Мама присела на краешек кровати и долго сидела в темноте неслышно, не отвечая уже на стук в дверь и умоляюще-просительный шепот. Потом за дверью что-то громыхнуло, кажется, упал костыль, потом… Она не сразу поняла, что это за придушенные булькающие звуки она слышит, а когда поняла, едва сдержала крик — так страшно ей сделалось. За дверью плакал человек…
Мама так и не открыла дверь Чудику и не вышла к нему. Она была благодарна маме за это, но… Что-то оборвалось тогда в ее груди, оборвалось что-то. Потом они никогда не видели больше Чудика и ничего не слышали о нем. Однажды, уже после войны, они возвращались с мамой домой из Ленинграда на пригородном поезде. И вдруг в вагоне раздался плачущий, сжимающий сердце перебор гармошки. Мама оглянулась, охнула, прижалась спиной к вагонной стенке. Поначалу Елена Александровна не поняла, что испугало маму. В проходе стояли двое. Один, маленький, широкоплечий, в коротком черном бушлате, в расстегнутом вороте которого виднелась полосатая тельняшка, играл на гармошке. У него было широкоскулое серое лицо, прикрытое круглыми черными очками. Второй, повыше ростом, в распахнутой солдатской шинели, стоял опираясь на костыли и молча оглядывал набитый пассажирами вагон. В ту пору немало калек — истинных и поддельных — промышляло в пригородных ленинградских поездах подаянием, и пассажиры достаточно точно отличали калеку-фронтовика от калеки-попрошайки. Те двое чем-то привлекли к себе взгляды большинства сидящих в вагоне людей. А может быть, это гармошка взбудоражила всех, которая стонала и плакала, как живая, и едва ли не выговаривала какие-то невеселые жалобы-слова. «Граждане, купите папиросы, — запел простуженным срывающимся голосом высокий, — подходи, пехота и матросы! Подходите, не жалейте, сироту меня согрейте, посмотрите — ноги мои босы…»

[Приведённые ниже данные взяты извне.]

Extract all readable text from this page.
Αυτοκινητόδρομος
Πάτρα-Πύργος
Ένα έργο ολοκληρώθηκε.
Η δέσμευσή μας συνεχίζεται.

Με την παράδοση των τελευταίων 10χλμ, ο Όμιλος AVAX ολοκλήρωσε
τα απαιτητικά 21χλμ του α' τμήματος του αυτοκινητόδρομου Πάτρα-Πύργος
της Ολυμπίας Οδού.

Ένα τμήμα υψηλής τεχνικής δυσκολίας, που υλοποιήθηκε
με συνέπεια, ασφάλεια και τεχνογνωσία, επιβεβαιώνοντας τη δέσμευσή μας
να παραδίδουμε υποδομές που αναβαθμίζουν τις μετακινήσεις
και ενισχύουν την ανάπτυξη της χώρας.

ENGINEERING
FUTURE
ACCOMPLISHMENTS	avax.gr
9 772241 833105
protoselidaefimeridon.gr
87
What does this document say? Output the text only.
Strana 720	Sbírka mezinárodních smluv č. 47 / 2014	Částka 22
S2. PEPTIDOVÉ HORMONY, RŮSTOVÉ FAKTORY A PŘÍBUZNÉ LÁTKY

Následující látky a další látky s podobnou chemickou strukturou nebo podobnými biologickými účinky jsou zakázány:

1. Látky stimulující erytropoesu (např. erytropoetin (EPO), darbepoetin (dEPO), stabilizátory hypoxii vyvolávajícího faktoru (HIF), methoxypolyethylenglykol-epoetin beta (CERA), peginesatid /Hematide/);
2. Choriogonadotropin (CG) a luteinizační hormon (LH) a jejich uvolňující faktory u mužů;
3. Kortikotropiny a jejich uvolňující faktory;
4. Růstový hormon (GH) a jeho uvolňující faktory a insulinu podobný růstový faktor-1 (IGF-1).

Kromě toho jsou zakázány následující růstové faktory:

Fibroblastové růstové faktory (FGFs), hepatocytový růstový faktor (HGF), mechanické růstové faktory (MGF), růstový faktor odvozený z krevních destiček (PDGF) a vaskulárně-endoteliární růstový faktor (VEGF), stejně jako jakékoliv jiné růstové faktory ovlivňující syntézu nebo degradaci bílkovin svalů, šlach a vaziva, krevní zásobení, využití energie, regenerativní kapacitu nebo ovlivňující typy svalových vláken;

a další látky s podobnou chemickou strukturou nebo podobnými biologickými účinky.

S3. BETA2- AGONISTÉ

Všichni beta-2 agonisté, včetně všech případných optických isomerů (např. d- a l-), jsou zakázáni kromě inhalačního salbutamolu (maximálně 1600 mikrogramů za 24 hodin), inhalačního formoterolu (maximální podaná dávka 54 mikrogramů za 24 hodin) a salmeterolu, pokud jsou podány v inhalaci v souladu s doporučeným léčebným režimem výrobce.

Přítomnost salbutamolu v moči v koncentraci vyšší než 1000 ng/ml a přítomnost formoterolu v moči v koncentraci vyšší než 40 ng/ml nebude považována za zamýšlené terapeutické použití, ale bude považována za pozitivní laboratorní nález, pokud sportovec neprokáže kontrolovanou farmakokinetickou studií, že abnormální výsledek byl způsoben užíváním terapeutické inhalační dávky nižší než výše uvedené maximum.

Сколько лет прошло с той поры, но Елена Александровна отчетливо помнит слова песни. Помнит вздувшиеся вены на тонко-детской шее высокого, его диковато-искрящие глаза на голодном лице и «босы ноги» — две грубо отструганные деревяшки с резиновыми наконечниками. Тех двоих хорошо принимали в вагоне. Со всех сторон летели монеты в шапку, приспособленную на гармошке. И никто не «покупал» папиросы, лежащие в шапке. Когда гармонист поравнялся с ними, мужичок, сидящий рядом с мамой, произнес, поднимаясь: «Эй, братишка, погоди! А ну курни моих, покрепче», — и, вырвав из губ гармониста погасший окурок, вставил в них толстую самокрутку, чиркнул спичкой. В спичечном пламени Елена Александровна увидела совсем близко скуластое лицо в бесчисленных синих точках, будто исколотое татуировкой, а под темными очками — два слезящихся разреза вместо глаз. Гармошка на мгновение смолкла, гармонист окутался дымом и, рванув мехи, поблагодарил мужичка озорным веселым перебором. «Греби, братишка! — мужичок с чувством хлопнул слепого по плечу. — Выгребай!»